La question est d’autant plus délicate durant l’état de crise, instauré par règlement grand-ducal le 18 mars et prorogé par voie légale par le parlement le 21 mars et qui attribue de très larges pouvoirs à l’exécutif. Le souverain qu’est le citoyen a délégué son pouvoir au Parlement, qui, lui, choisit le gouvernement. Mais qui a choisi, qui légitimé les consultants privés ou publics qui se portent conseillers des ministres ? Et avec quel agenda secret s’engagent-ils (même bénévolement) dans ces tâches ? Déjà critiquée lors de la formation du premier gouvernement Bettel-Schneider-Braz de 2013, la nébuleuse des experts qui soufflent leur idéologie à l’oreille du Premier ministre devient de plus en plus suspecte, non seulement en vue du déconfinement.
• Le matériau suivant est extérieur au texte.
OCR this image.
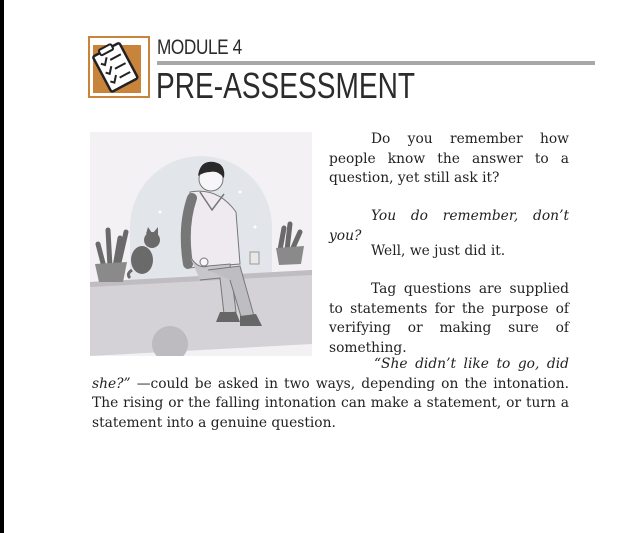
MODULE 4
PRE-ASSESSMENT

Do you remember how people know the answer to a question, yet still ask it?

You do remember, don’t you?

Well, we just did it.

Tag questions are supplied to statements for the purpose of verifying or making sure of something.

“She didn’t like to go, did she?” —could be asked in two ways, depending on the intonation. The rising or the falling intonation can make a statement, or turn a statement into a genuine question.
Mais aussi en vue du plan de financement des mesures d’urgence qui suivra. Le syndicats OGBL, LCGB et CGFP s’en alarment désormais, craignant une réforme fiscale qui pénalise les travailleurs et les travailleuses, appellant à être associés à l’élaboration de la loi pandémie et mettant en garde devant une nouvelle politique d’austérité. Il y aurait déjà un organe où patronat et salariat discutent avec le gouvernement – il s’appelle tripartite.
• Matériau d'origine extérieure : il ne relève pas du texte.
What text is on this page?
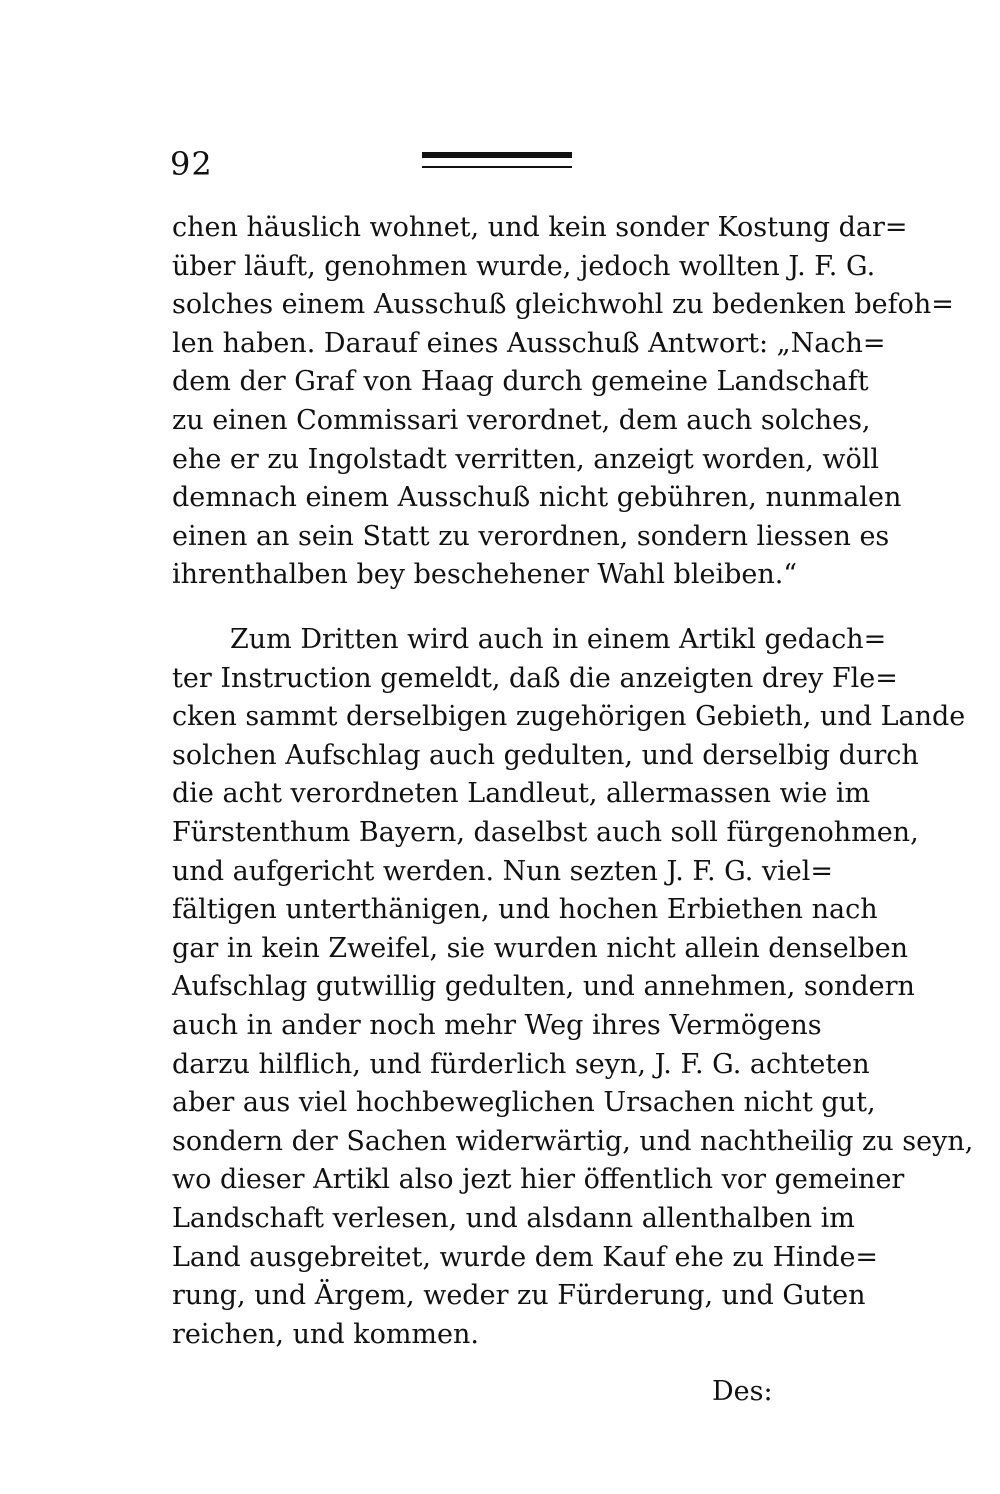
92
chen häuslich wohnet, und kein sonder Kostung dar=
über läuft, genohmen wurde, jedoch wollten J. F. G.
solches einem Ausschuß gleichwohl zu bedenken befoh=
len haben. Darauf eines Ausschuß Antwort: „Nach=
dem der Graf von Haag durch gemeine Landschaft
zu einen Commissari verordnet, dem auch solches,
ehe er zu Ingolstadt verritten, anzeigt worden, wöll
demnach einem Ausschuß nicht gebühren, nunmalen
einen an sein Statt zu verordnen, sondern liessen es
ihrenthalben bey beschehener Wahl bleiben.“
Zum Dritten wird auch in einem Artikl gedach=
ter Instruction gemeldt, daß die anzeigten drey Fle=
cken sammt derselbigen zugehörigen Gebieth, und Lande
solchen Aufschlag auch gedulten, und derselbig durch
die acht verordneten Landleut, allermassen wie im
Fürstenthum Bayern, daselbst auch soll fürgenohmen,
und aufgericht werden. Nun sezten J. F. G. viel=
fältigen unterthänigen, und hochen Erbiethen nach
gar in kein Zweifel, sie wurden nicht allein denselben
Aufschlag gutwillig gedulten, und annehmen, sondern
auch in ander noch mehr Weg ihres Vermögens
darzu hilflich, und fürderlich seyn, J. F. G. achteten
aber aus viel hochbeweglichen Ursachen nicht gut,
sondern der Sachen widerwärtig, und nachtheilig zu seyn,
wo dieser Artikl also jezt hier öffentlich vor gemeiner
Landschaft verlesen, und alsdann allenthalben im
Land ausgebreitet, wurde dem Kauf ehe zu Hinde=
rung, und Ärgem, weder zu Fürderung, und Guten
reichen, und kommen.
Des:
Mais, à l’image d’Emmanuel Macron en France, Xavier Bettel se méfie des corps intermédiaires. Les structures classiques de la prise de décision politique – ces chambres professionnelles, fédérations, Conseil économique et social et autres institutions démocratiquement légitimées – jugés trop lentes, sont peu à peu remplacées par des organes de consultation alibi qui n’ont aucune base mais dépendent du seul pouvoir de nomination du gouvernement. Ils s’appellent centre, comité ou conseil supérieur de quelque chose et ont en commun d’aimer le secret et d’être réticents à la publicité. En quelques minutes de recherche, le portail Legilux renseigne d’une quinzaine de tels conseils supérieurs, comme celui du développement durable, qui vient d’être partiellement renouvelé – il y en a de la statistique, de la santé, de l’éducation ou de la pêche... On n’en entend parler que lorsque le gouvernement leur donne une mission, comme le Conseil national des étrangers, plus de trente membres, qui retombe régulièrement dans en profonde léthargie après sa nomination. Leurs membres sont parfois choisis sur appel à candidatures, souvent selon les réseaux et sympathies de celui qui les nomme ; leurs CVs se lisent comme des profils LinkedIn ou d’un guide pour managers de PaperJam. Or, après la consternation des premières semaines, la solidarité, l’empathie et la gratitude de la deuxième phase, il serait temps de retrouver les lumières de la raison et la responsabilité politique assumée et partagée. Une démocratie moderne implique toute transparence.